Functions calling setjmp()

On the function entry, the compiler would generate the logic to create the identifier of this function invocation, typically by performing an equivalent of alloca(1). Note that the alloca size is not important because the pointer is merely used as an identifier and never be dereferenced.

Also, the compiler converts C setjmp calls to __wasm_setjmp calls.

For each setjmp callsite, the compiler allocates non-zero identifier called "label". The label value passed to __wasm_setjmp is recorded by the runtime and returned by later __wasm_setjmp_test when processing a longjmp to the corresponding jmp_buf.

Also, for code blocks which possibly call longjmp directly or indirectly, the compiler generates instructions to catch and process exceptions with the __c_longjmp exception tag accordingly.

When catching the exception, the compiler-generated logic calls __wasm_setjmp_test to see if the exception is for this invocation of this function. If it is, __wasm_setjmp_test returns the non-zero label value recorded by the last __wasm_setjmp call for the jmp_buf.

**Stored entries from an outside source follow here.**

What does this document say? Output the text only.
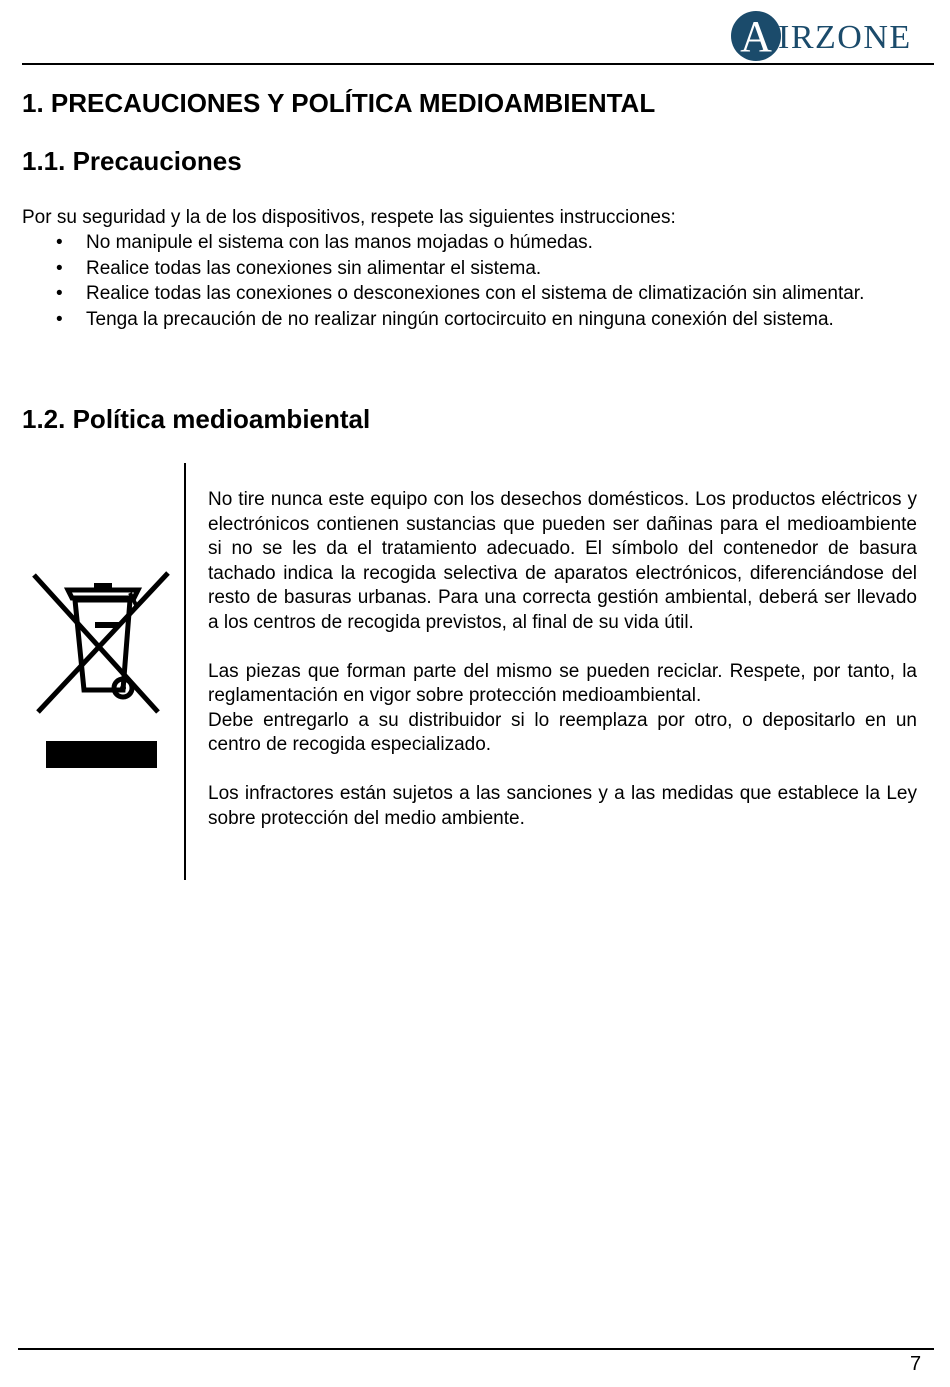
A IRZONE
1. PRECAUCIONES Y POLÍTICA MEDIOAMBIENTAL
1.1. Precauciones

Por su seguridad y la de los dispositivos, respete las siguientes instrucciones:

• No manipule el sistema con las manos mojadas o húmedas.
• Realice todas las conexiones sin alimentar el sistema.
• Realice todas las conexiones o desconexiones con el sistema de climatización sin alimentar.
• Tenga la precaución de no realizar ningún cortocircuito en ninguna conexión del sistema.
1.2. Política medioambiental

No tire nunca este equipo con los desechos domésticos. Los productos eléctricos y electrónicos contienen sustancias que pueden ser dañinas para el medioambiente si no se les da el tratamiento adecuado. El símbolo del contenedor de basura tachado indica la recogida selectiva de aparatos electrónicos, diferenciándose del resto de basuras urbanas. Para una correcta gestión ambiental, deberá ser llevado a los centros de recogida previstos, al final de su vida útil.

Las piezas que forman parte del mismo se pueden reciclar. Respete, por tanto, la reglamentación en vigor sobre protección medioambiental.

Debe entregarlo a su distribuidor si lo reemplaza por otro, o depositarlo en un centro de recogida especializado.

Los infractores están sujetos a las sanciones y a las medidas que establece la Ley sobre protección del medio ambiente.

7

The compiler-generated logic can use the label value to pretend a return from the corresponding setjmp. Otherwise, __wasm_setjmp_test returns 0. In that case, the compiler-generated logic should rethrow the exception by calling __wasm_longjmp so that it can be eventually caught by the right function.

For an example, a C function like this would be converted like the following pseudo code.

void f(void) {
  jmp_buf env;
  if (!setjmp(env)) {
    might_call_longjmp(env);
  }
}
  $func_invocation_id = alloca(1)

  ;; 100 is a label generated by the compiler
  call $__wasm_setjmp($env, 100, $func_invocation_id)

  block
    block (result i32)
      try_table (catch $__c_longjmp 0)
        call $might_call_longjmp
      end
      ;; might_call_longjmp didn't call longjmp
      br 1
    end
    ;; might_call_longjmp called longjmp
    pop __WasmLongjmpArgs pointer from the operand stack
    $env = __WasmLongjmpArgs.env
    $val = __WasmLongjmpArgs.val
    $label = $__wasm_setjmp_test($env, $func_invocation_id)
    if ($label == 0) {
      ;; not for us. rethrow.
      call $__wasm_longjmp($env, $val)
    }
    ;; ours.
    ;; somehow jump to the block corresponding to the $label
    ...
    ...
  end

Longjmp calls

The compiler converts C longjmp calls to __wasm_longjmp calls.

Dynamic-linking consideration

In case of dynamic-linking, it's the dynamic linker's responsibility to provide the exception tag for this convention with the name "env.__c_longjmp". Modules should import the tag so that cross-module longjmp works.

Emscripten JavaScript-based exceptions

Emscripten has a mode to use JavaScript-based exceptions instead of WebAssembly exceptions. In that mode, emscripten_longjmp function, which throws a JavaScript exception, is used instead of __wasm_longjmp.

void emscripten_longjmp(uintptr_t env, int val);

The compiler translates C function calls which possibly ends up with calling longjmp to indirect calls via a JavaScript wrapper which catches the JavaScript exception.

Implementations

  • LLVM (19 and later) has a pass (WebAssemblyLowerEmscriptenEHSjLj.cpp) to perform the convertion mentioned above. It can be enabled with the -mllvm -wasm-enable-sjlj option.

    Note: as of writing this, LLVM produces a bit older version of exception-handling instructions. (try, delegate, etc) binaryen has a conversion from the old instructions to the latest instructions. (try_table etc.)

  • Emscripten (3.1.57 or later) has the runtime support (emscripten_setjmp.c) for the convention documented above.

  • wasi-libc has the runtime support (wasi-libc rt.c) for the convention documented above.

Future directions

  • __WasmLongjmpArgs can be replaced with WebAssembly multivalue.

  • Or, alternatively, we can make __wasm_setjmp_test take the __WasmLongjmpArgs pointer so that we can drop the __WasmLongjmpArgs structure layout from the ABI.

  • It might be simpler for the complier-generated catching logic to rethrow the exception with the rethrow/throw_ref instruction instead of calling __wasm_longjmp. Or, it might be simpler to make __wasm_setjmp_test rethow the exception internally.

  • If/When WebAssembly exception gets more ubiquitous, we might want to move the runtime to compiler-rt.